II. La protection résiduelle des marchés de faible valeur
A. L’inapplicabilité des directives aux marchés sous les seuils fixés
Le litige concerne également la production de permis spécifiques dont la valeur estimée reste nettement inférieure aux seuils d’application des directives sur les services. Pour ces contrats modestes, il n’existait aucune obligation découlant des textes dérivés de recourir à une procédure formelle de passation de marché public. La Cour constate d’ailleurs que « le montant du marché de production de permis de pyrotechnie ne dépasse pas les seuils prévus par ces directives ». Les principes généraux du traité ne s’appliquent alors que si le marché présente un intérêt transfrontalier certain pour des entreprises situées ailleurs. Cette distinction fondamentale permet de préserver une certaine souplesse administrative pour les prestations dont l’impact économique sur le marché intérieur demeure limité.

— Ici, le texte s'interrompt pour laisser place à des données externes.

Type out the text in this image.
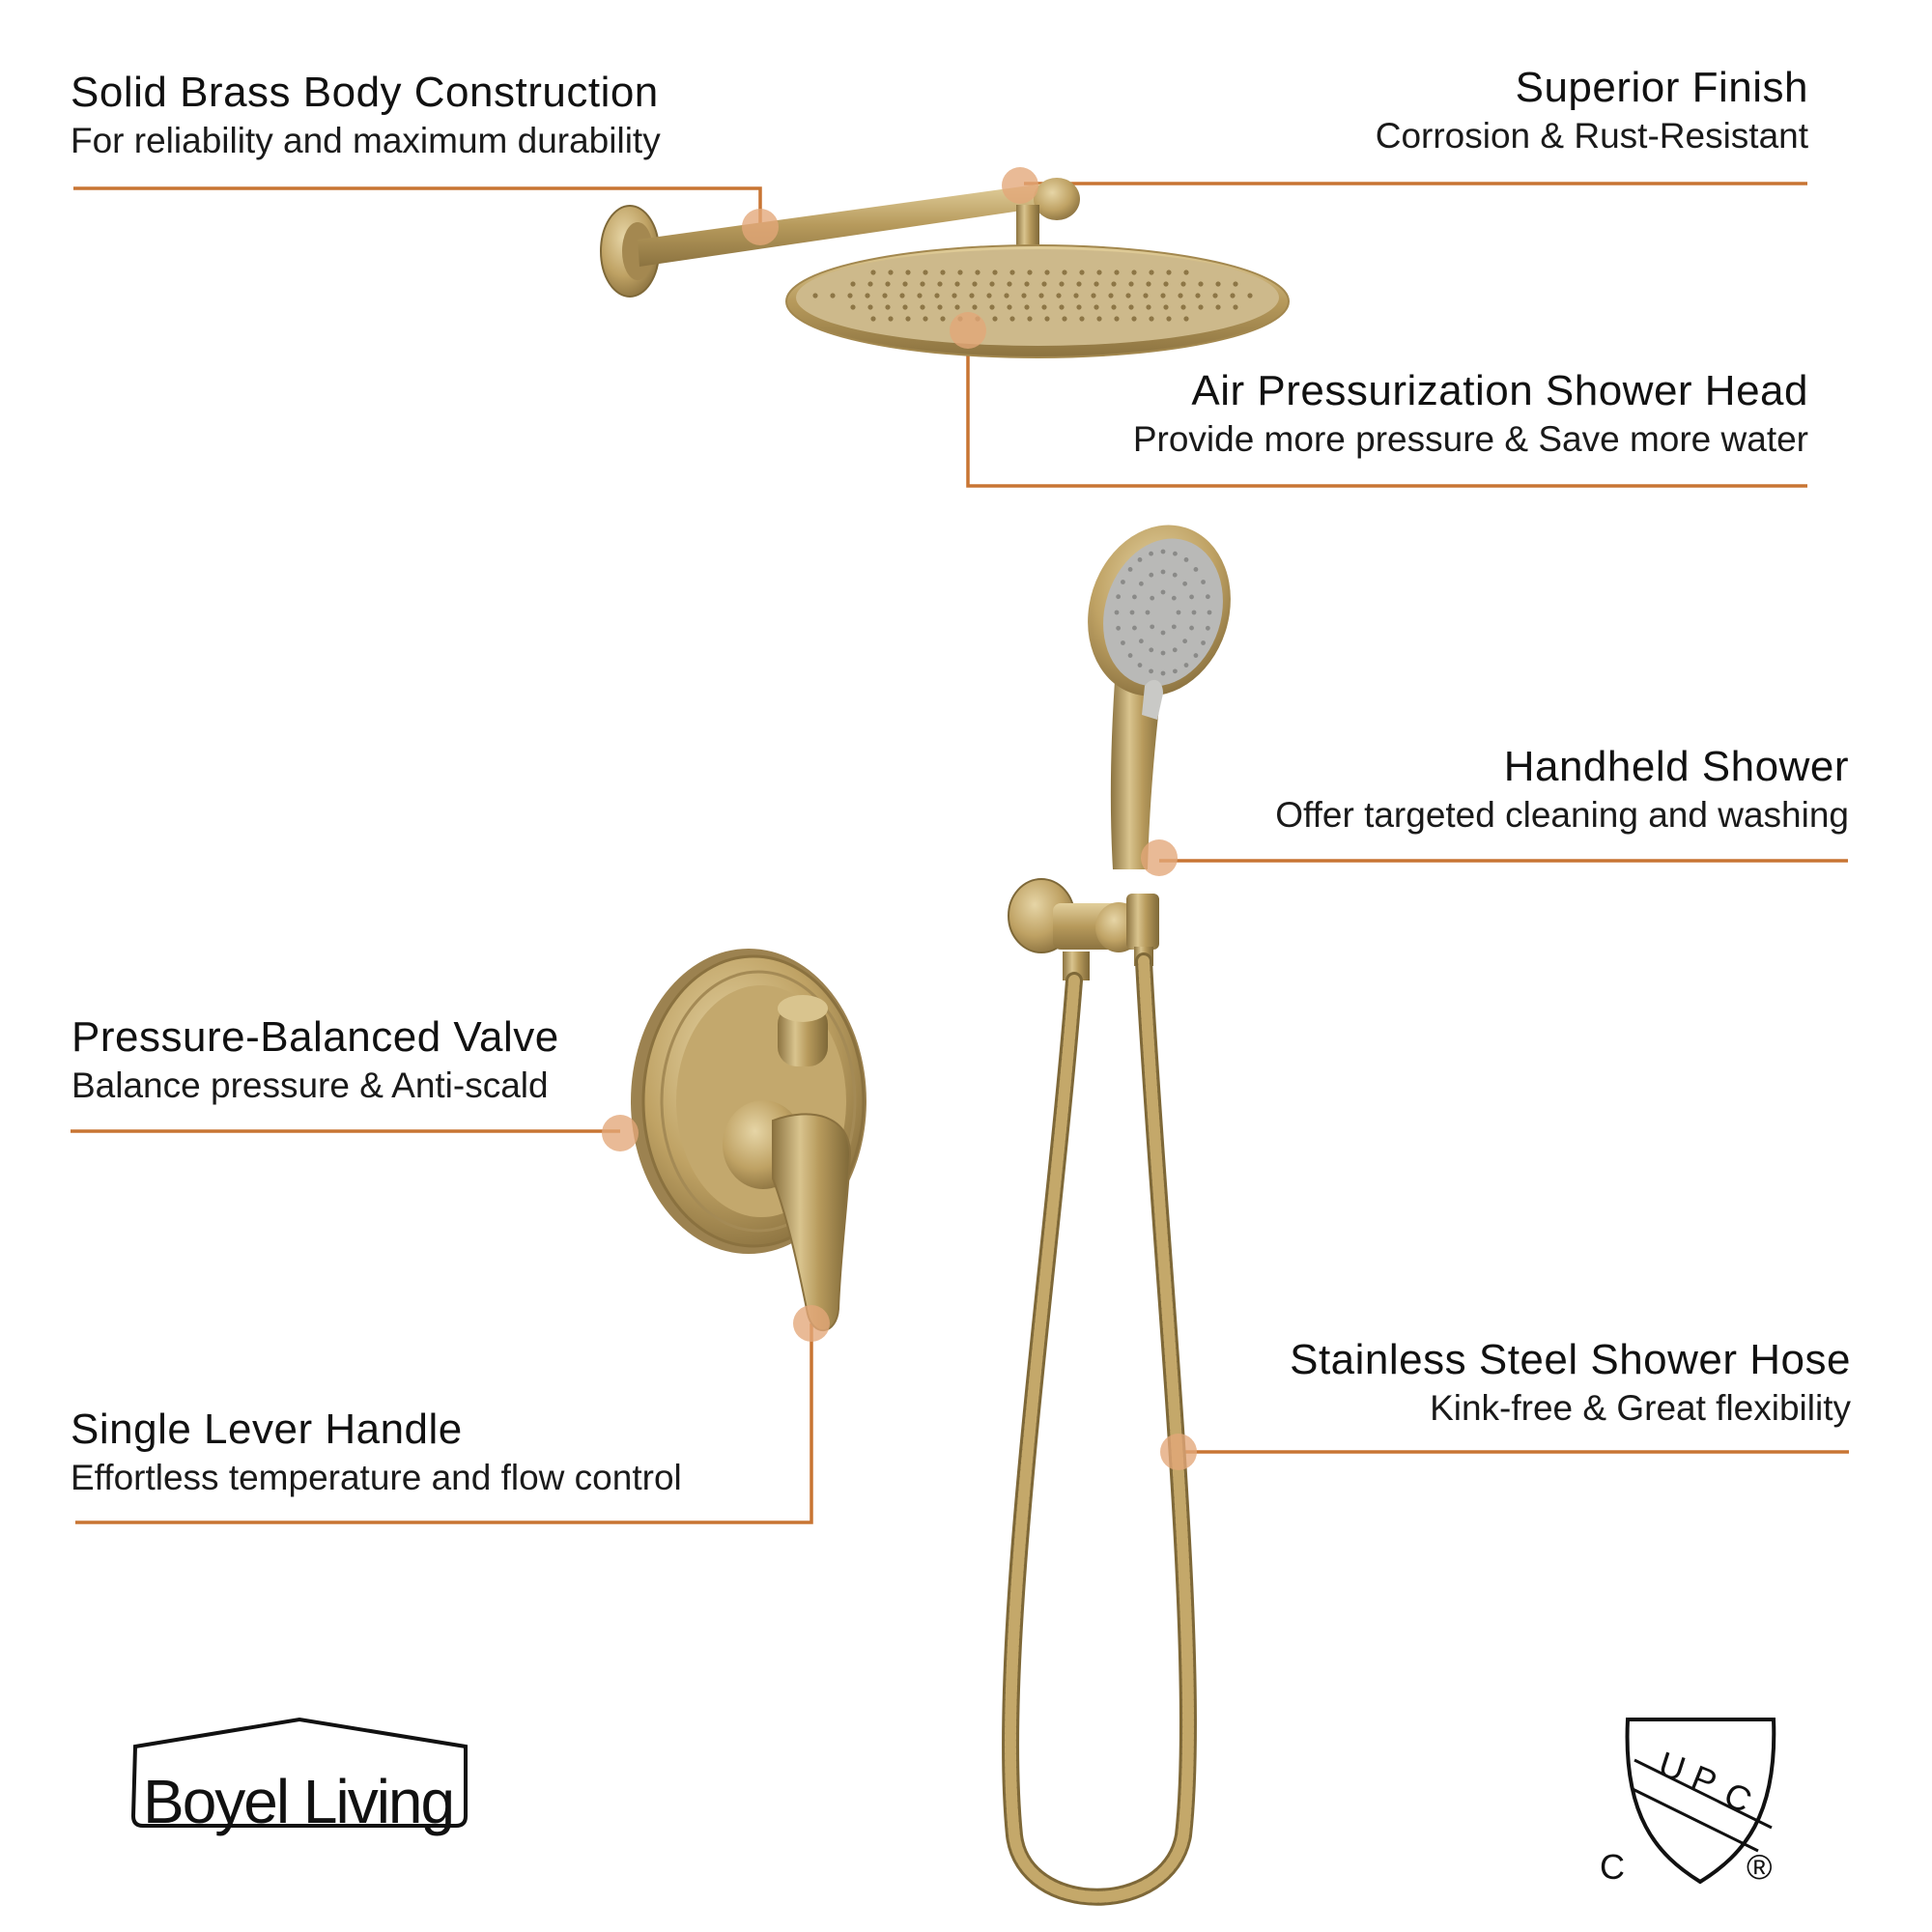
Solid Brass Body Construction
For reliability and maximum durability
Superior Finish
Corrosion & Rust-Resistant
Air Pressurization Shower Head
Provide more pressure & Save more water
Handheld Shower
Offer targeted cleaning and washing
Pressure-Balanced Valve
Balance pressure & Anti-scald
Stainless Steel Shower Hose
Kink-free & Great flexibility
Single Lever Handle
Effortless temperature and flow control
Boyel Living
U
P
C
C	®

B. L’exigence probatoire d’un intérêt transfrontalier certain
La Commission européenne doit apporter la preuve concrète qu’une entreprise étrangère aurait pu raisonnablement manifester un intérêt pour l’exécution de cette commande technique spécifique. La juridiction rejette le recours sur ce point car « les indications apportées par la Commission ne sauraient suffire à démontrer que ledit marché présentait un intérêt certain ». Le caractère très technique de la prestation et les coûts liés aux mesures de sécurité peuvent dissuader les candidats potentiels situés hors du territoire. La seule circonstance que le prestataire national travaille parfois pour d’autres États ne suffit pas à établir l’existence d’un tel intérêt transfrontalier. Cette solution protège les pouvoirs adjudicateurs contre des exigences de publicité excessives pour des marchés locaux dont l’enjeu financier reste manifestement trop faible.